IJCAI Conference 2018 Conference Paper

An Efficient Minibatch Acceptance Test for Metropolis-Hastings

  • Daniel Seita
  • Xinlei Pan
  • Haoyu Chen
  • John Canny

We present a novel Metropolis-Hastings method for large datasets that uses small expected-size mini-batches of data. Previous work on reducing the cost of Metropolis-Hastings tests yields only constant factor reductions versus using the full dataset for each sample. Here we present a method that can be tuned to provide arbitrarily small batch sizes, by adjusting either proposal step size or temperature. Our test uses the noise-tolerant Barker acceptance test with a novel additive correction variable. The resulting test has similar cost to a normal SGD update. Our experiments demonstrate several order-of-magnitude speedups over previous work.
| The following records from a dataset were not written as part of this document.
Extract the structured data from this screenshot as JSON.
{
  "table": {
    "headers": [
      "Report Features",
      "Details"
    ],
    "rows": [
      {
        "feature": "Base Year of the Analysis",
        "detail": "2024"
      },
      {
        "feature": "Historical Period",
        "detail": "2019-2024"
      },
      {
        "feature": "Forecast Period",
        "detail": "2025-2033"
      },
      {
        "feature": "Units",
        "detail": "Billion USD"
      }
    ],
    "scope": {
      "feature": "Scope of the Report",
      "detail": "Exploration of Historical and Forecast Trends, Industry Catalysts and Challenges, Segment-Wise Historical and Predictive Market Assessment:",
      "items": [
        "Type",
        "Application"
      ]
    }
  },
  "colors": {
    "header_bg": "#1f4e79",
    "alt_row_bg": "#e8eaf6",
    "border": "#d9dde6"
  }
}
AAMAS Conference 2018 Conference Paper

Human-Interactive Subgoal Supervision for Efficient Inverse Reinforcement Learning

  • Xinlei Pan
  • Yilin Shen

Humans are able to understand and perform complex tasks by strategically structuring tasks into incremental steps or sub-goals. For a robot attempting to learn to perform a sequential task with critical subgoal states, these subgoal states can provide a natural opportunity for interaction with a human expert. This paper analyzes the benefit of incorporating a notion of subgoals into Inverse Reinforcement Learning (IRL) with a Human-In-The-Loop (HITL) framework. The learning process is interactive, with a human expert first providing input in the form of full demonstrations along with some subgoal states. These subgoal states defines a set of sub-tasks for the learning agent to complete in order to achieve the final goal. The learning agent queries for partial demonstrations corresponding to each sub-task as needed when the learning agent struggles with individual sub-task. The proposed Human Interactive IRL (HI-IRL) framework is evaluated on several discrete path-planning tasks. We demonstrate that subgoal-based interactive structuring of the learning task results in significantly more efficient learning, requiring only a fraction of the demonstration data needed for learning the underlying reward function with a baseline IRL model.
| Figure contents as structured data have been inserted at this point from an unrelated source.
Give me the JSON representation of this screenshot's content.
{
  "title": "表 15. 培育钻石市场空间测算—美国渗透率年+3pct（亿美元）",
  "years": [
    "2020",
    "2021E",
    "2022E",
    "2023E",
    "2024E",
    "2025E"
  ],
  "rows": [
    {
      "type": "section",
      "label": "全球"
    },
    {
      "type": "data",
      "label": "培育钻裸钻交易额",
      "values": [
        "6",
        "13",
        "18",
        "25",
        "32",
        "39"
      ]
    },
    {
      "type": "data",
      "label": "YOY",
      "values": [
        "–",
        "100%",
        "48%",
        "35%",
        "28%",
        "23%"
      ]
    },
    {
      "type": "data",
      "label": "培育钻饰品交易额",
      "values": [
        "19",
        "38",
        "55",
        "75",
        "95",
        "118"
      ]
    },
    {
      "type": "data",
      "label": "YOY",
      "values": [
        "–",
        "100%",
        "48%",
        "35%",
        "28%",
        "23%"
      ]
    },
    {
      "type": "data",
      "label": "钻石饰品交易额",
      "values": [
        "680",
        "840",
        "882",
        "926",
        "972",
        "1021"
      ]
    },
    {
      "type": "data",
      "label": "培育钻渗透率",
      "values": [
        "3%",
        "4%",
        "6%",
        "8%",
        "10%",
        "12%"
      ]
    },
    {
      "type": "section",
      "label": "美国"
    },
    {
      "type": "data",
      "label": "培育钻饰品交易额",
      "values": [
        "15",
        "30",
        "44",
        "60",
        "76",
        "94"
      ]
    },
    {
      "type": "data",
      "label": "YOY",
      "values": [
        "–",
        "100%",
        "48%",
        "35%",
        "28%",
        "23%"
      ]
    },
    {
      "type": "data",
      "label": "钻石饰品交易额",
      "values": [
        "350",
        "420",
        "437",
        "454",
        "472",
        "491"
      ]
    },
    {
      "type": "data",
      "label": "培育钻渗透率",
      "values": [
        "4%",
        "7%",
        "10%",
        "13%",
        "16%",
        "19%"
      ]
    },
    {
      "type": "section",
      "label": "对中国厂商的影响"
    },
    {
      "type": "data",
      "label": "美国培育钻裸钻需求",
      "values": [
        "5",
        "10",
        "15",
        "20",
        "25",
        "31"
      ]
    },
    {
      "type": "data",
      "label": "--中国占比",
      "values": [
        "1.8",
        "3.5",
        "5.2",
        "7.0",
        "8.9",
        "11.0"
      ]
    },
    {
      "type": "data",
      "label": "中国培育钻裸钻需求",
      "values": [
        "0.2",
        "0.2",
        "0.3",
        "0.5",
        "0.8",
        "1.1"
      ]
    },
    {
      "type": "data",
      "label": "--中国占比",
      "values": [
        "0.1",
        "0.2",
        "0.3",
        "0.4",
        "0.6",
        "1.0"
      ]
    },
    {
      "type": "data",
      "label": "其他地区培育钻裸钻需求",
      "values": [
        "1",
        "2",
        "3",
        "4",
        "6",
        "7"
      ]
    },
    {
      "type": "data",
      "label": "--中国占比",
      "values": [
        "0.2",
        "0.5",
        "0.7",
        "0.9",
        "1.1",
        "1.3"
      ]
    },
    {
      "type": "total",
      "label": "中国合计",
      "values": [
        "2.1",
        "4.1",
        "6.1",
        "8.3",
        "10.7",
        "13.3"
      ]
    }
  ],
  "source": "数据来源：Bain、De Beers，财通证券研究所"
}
UAI Conference 2017 Conference Paper

An Efficient Minibatch Acceptance Test for Metropolis-Hastings

  • Daniel Seita
  • Xinlei Pan
  • Haoyu Chen
  • John F. Canny

We present a novel Metropolis-Hastings method for large datasets that uses small expected-size minibatches of data. Previous work on reducing the cost of MetropolisHastings tests yield variable data consumed per sample, with only constant factor reductions versus using the full dataset for each sample. Here we present a method that can be tuned to provide arbitrarily small batch sizes, by adjusting either proposal step size or temperature. Our test uses the noise-tolerant Barker acceptance test with a novel additive correction variable. The resulting test has similar cost to a normal SGD update. Our experiments demonstrate several order-of-magnitude speedups over previous work.